Why does time dilation imply length contraction? [duplicate]

Question

This is probably a nonsensical question, but I'm having trouble wrapping my head around it. I'm thinking of the classic scenario where a stationary observer is watching a spaceship move horizontally. It makes perfect sense to me that a beam of light bouncing up and down will appear to move more slowly vertically, since it has to also move horizontally. This produces the time dilation effect. However, I don't see why this same dilation factor has to apply to a beam of light moving horizontally. This is the way that I have seen length contraction derived. It sounds peculiar, but couldn't there be a different time dilation factor for objects moving horizontally versus vertically on the spaceship?

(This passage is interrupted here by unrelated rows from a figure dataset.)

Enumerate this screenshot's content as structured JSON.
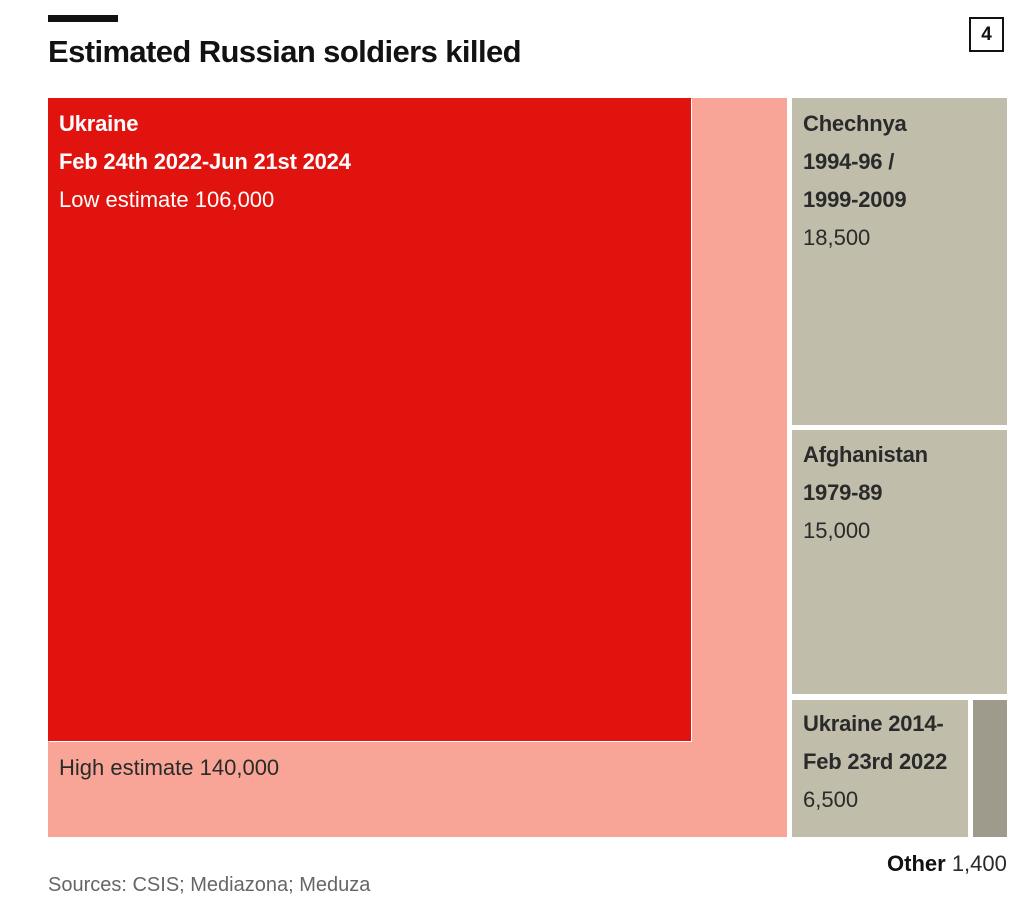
{
  "title": "Estimated Russian soldiers killed",
  "chart_number": "4",
  "sources": "Sources: CSIS; Mediazona; Meduza",
  "colors": {
    "ukraine_low": "#e0130f",
    "ukraine_high": "#f8a597",
    "other_conflicts": "#c0bdab",
    "other_small": "#9e9b8c"
  },
  "chart_data": {
    "type": "treemap",
    "title": "Estimated Russian soldiers killed",
    "items": [
      {
        "key": "ukraine_high",
        "label": "High estimate",
        "value_text": "140,000",
        "value": 140000
      },
      {
        "key": "ukraine_low",
        "name": "Ukraine",
        "period": "Feb 24th 2022-Jun 21st 2024",
        "label": "Low estimate",
        "value_text": "106,000",
        "value": 106000
      },
      {
        "key": "chechnya",
        "name_line1": "Chechnya",
        "name_line2": "1994-96 /",
        "name_line3": "1999-2009",
        "value_text": "18,500",
        "value": 18500
      },
      {
        "key": "afghanistan",
        "name_line1": "Afghanistan",
        "name_line2": "1979-89",
        "value_text": "15,000",
        "value": 15000
      },
      {
        "key": "ukraine_2014",
        "name_line1": "Ukraine 2014-",
        "name_line2": "Feb 23rd 2022",
        "value_text": "6,500",
        "value": 6500
      },
      {
        "key": "other",
        "name": "Other",
        "value_text": "1,400",
        "value": 1400
      }
    ]
  }
}
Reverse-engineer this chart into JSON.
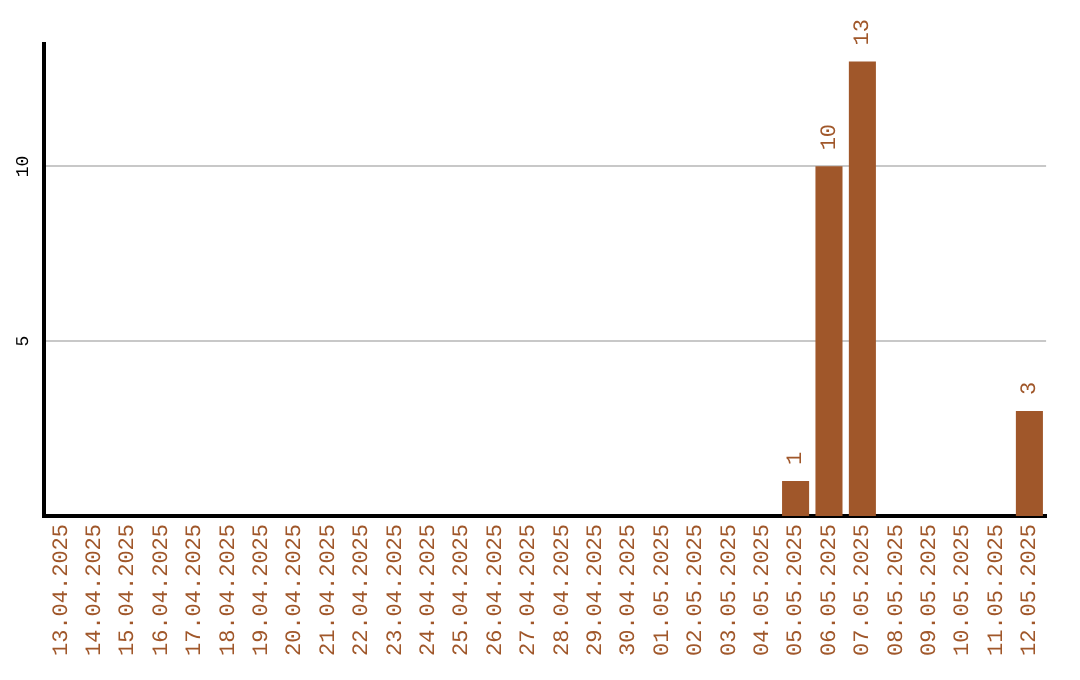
{
  "chart_data": {
    "type": "bar",
    "categories": [
      "13.04.2025",
      "14.04.2025",
      "15.04.2025",
      "16.04.2025",
      "17.04.2025",
      "18.04.2025",
      "19.04.2025",
      "20.04.2025",
      "21.04.2025",
      "22.04.2025",
      "23.04.2025",
      "24.04.2025",
      "25.04.2025",
      "26.04.2025",
      "27.04.2025",
      "28.04.2025",
      "29.04.2025",
      "30.04.2025",
      "01.05.2025",
      "02.05.2025",
      "03.05.2025",
      "04.05.2025",
      "05.05.2025",
      "06.05.2025",
      "07.05.2025",
      "08.05.2025",
      "09.05.2025",
      "10.05.2025",
      "11.05.2025",
      "12.05.2025"
    ],
    "values": [
      0,
      0,
      0,
      0,
      0,
      0,
      0,
      0,
      0,
      0,
      0,
      0,
      0,
      0,
      0,
      0,
      0,
      0,
      0,
      0,
      0,
      0,
      1,
      10,
      13,
      0,
      0,
      0,
      0,
      3
    ],
    "value_labels": [
      null,
      null,
      null,
      null,
      null,
      null,
      null,
      null,
      null,
      null,
      null,
      null,
      null,
      null,
      null,
      null,
      null,
      null,
      null,
      null,
      null,
      null,
      "1",
      "10",
      "13",
      null,
      null,
      null,
      null,
      "3"
    ],
    "color": "#a0572a",
    "ylim": [
      0,
      13.5
    ],
    "yticks": [
      5,
      10
    ],
    "grid": "y",
    "legend": false
  }
}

edit: I believe this can be explained by thinking about a beam of light moving diagonally on the spaceship, but I'll leave the question up in case someone has a better explanation.

Answer 1

Think of a relativistic train passing you. to measure its length you have two color spraying pistols in a distance d, then spray at the same moment of time. then you would say the two colospots have the distance d, bu the people on the train will not agree, the measure a different distance an tell you , the spraying was not dane at the same moment. (the length perpendicular to the movement is not changed it is the same in both systms.) The thought experiment , you are talking about, is not so good, since it is not symmetrical in the two systems, but it does not depend on the clocks being perpendicular to the movement.